I am lucky. When my life fell apart I had enough inherited cash that I did not have to seek social housing. I can earn some money, even though I’ve been ill, and thanks to self-employment have been able to stay out of sickness related benefits. I do get some help from the government – you can get support alongside quite decent incomes, if you have children. But on the whole, I’m not as dependent on the system as many people are, and that’s pure, blind luck.
It was sheer luck that the bad choices in my history did not leave me in a mental health hospital, or out on the streets. It was pure chance that set me up in life with a decent genetic intelligence and some good teachers. Not everyone gets that. I’ve been able to roll with changes and challenges, survive setbacks and find ways round problems because I am fortunate enough to be passably bright and pretty well educated. Not everyone gets those breaks.
It’s all too easy to look at the successes in our lives, and put those down to how good we are. We deserve our winnings, our paychecks, our comfy homes, good health. Of course we want to believe that because it gives us an illusion of control. If we made it and earned it, then we ought to be able to keep it. This is just an illusion. Bad luck, an accident, a folding company, ill health, a run on your bank, a tree root undermining your house. The lucky amongst us are seldom more than a couple of missing payments away from total disaster. Should that happen, much depends on how lucky we are in our friends and family, and how much support we get.
Blaming those who get into trouble is a way of reassuring ourselves that it won’t happen to us. We’re too smart. We work too hard. We’re too together to have a mental health problem. We jog, so we aren’t going to get sick. No matter how hard you try, one mistake with a car can take all of that way from you in a space of minutes. We want the people at the bottom to be lazy scroungers, so that we don’t have to be afraid of that happening to us. Well, we should be afraid, and we should see our illusions of security for what they really are. Bad luck strikes randomly, and does not pay much attention to how clever, hard working or health conscious you are. There’s only so much you can ward off by doing the right things, and only so far a clever mind will carry you. I’ve seen it happen to plenty of people. There are lots of folk on narrowboats who got here because they were too smart to entirely go under. Businesses ruined by supermarkets. Lives ruined by violence and abuse. People plagued by ill health, or who lost everything in a messy divorce. But people who had enough left and enough imagination to take up boating, and survive. Not everyone has the inner strength to keep getting up when they’ve been knocked down more times than they can count.
Some of what pushes people to the bottom of the pile is not pure bad luck. It’s deliberate abuse by others. Unlucky to get a dose of that, but not wholly accidental. Robbed, raped, beaten, bullied, intimidated, forced out, mistreated, conned… there but for the grace of… go any of us. These things destroy mental health, destroy financial success, demolish lives. If we’ve avoided one of those disasters, it may not be because we’re too smart, it may just be we were lucky. Sometimes people fall because they are ignorant, or naïve, or gullible, or too willing to forgive, or not mean enough to take advantage of others. Are these things we really think others should be punished for?

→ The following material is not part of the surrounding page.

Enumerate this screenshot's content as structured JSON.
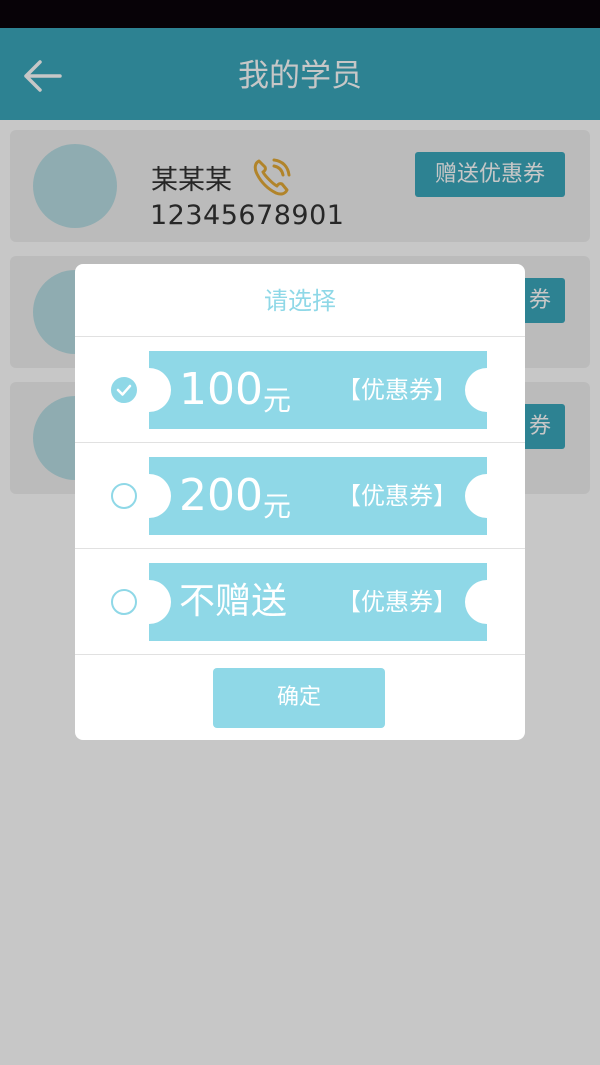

If we recognise that luck, it’s a lot easier to stop assuming the poor are at the bottom of the heap because they can’t be bothered to arrange anything better. It’s easier to find some compassion, and not to judge everyone without knowing any of their details. As the job market dwindles, more and more people are pushed, wholly against their will, into poverty and dependence. People who want to work if they could, who would gladly take on anything. Why burden them further by stigmatising them for things beyond their control? So that we can hang on to the belief that we deserve what we have and it won’t be taken away. And because it suits the government as they take yet more money out of the welfare system.
When it is taken away, when you find life spiralling out of control, and you desperately need help and someone to pick up the pieces, there’s much to be said for finding yourself in a kind and compassionate system. Because the alternative is to believe that you deserved the fall as well, that it represents a failure to work hard enough or be good enough. You are a failure, then. Or the alternative is no safety net, and destitution, and no second chances.

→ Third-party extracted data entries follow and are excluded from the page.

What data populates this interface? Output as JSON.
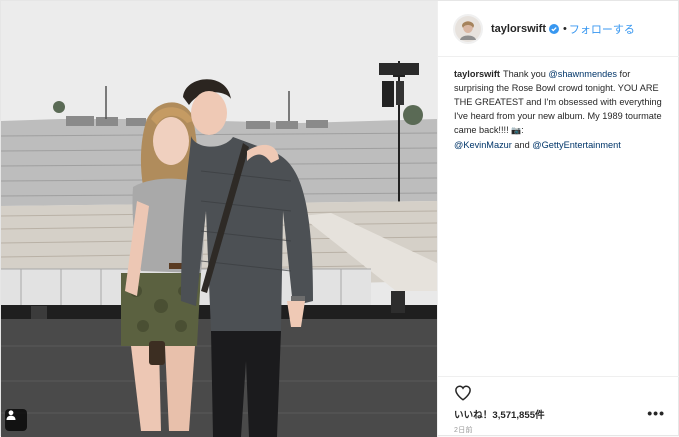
{
  "post": {
    "author": "taylorswift",
    "follow_label": "フォローする",
    "dot": "•",
    "caption": {
      "username": "taylorswift",
      "text_1": "Thank you ",
      "mention_1": "@shawnmendes",
      "text_2": " for surprising the Rose Bowl crowd tonight. YOU ARE THE GREATEST and I'm obsessed with everything I've heard from your new album. My 1989 tourmate came back!!!! ",
      "camera_icon": "📷",
      "text_3": ": ",
      "mention_2": "@KevinMazur",
      "text_4": " and ",
      "mention_3": "@GettyEntertainment"
    },
    "likes_label": "いいね！3,571,855件",
    "time_label": "2日前",
    "more_label": "•••"
  },
  "icons": {
    "verified": "verified-badge-icon",
    "heart": "heart-icon",
    "tag": "user-tag-icon",
    "more": "more-options-icon"
  },
  "colors": {
    "link": "#3897f0",
    "mention": "#003569",
    "text": "#262626",
    "muted": "#999999"
  }
}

Picture yourself (if you’ve not been here) suddenly out of a job, and unable to pay the bills, with the mortgage company threatening to take the house, and your relationship falling apart under the strain, and the anxiety making you feel so sick you can’t get out of bed in the morning, and crying for no reason sometimes and wanting to die. Picture yourself there, and then ask how helpful you’d find it to have the government treating you like a lazy scrounger who is destroying the economy.
We’re long overdue a culture shift on this one.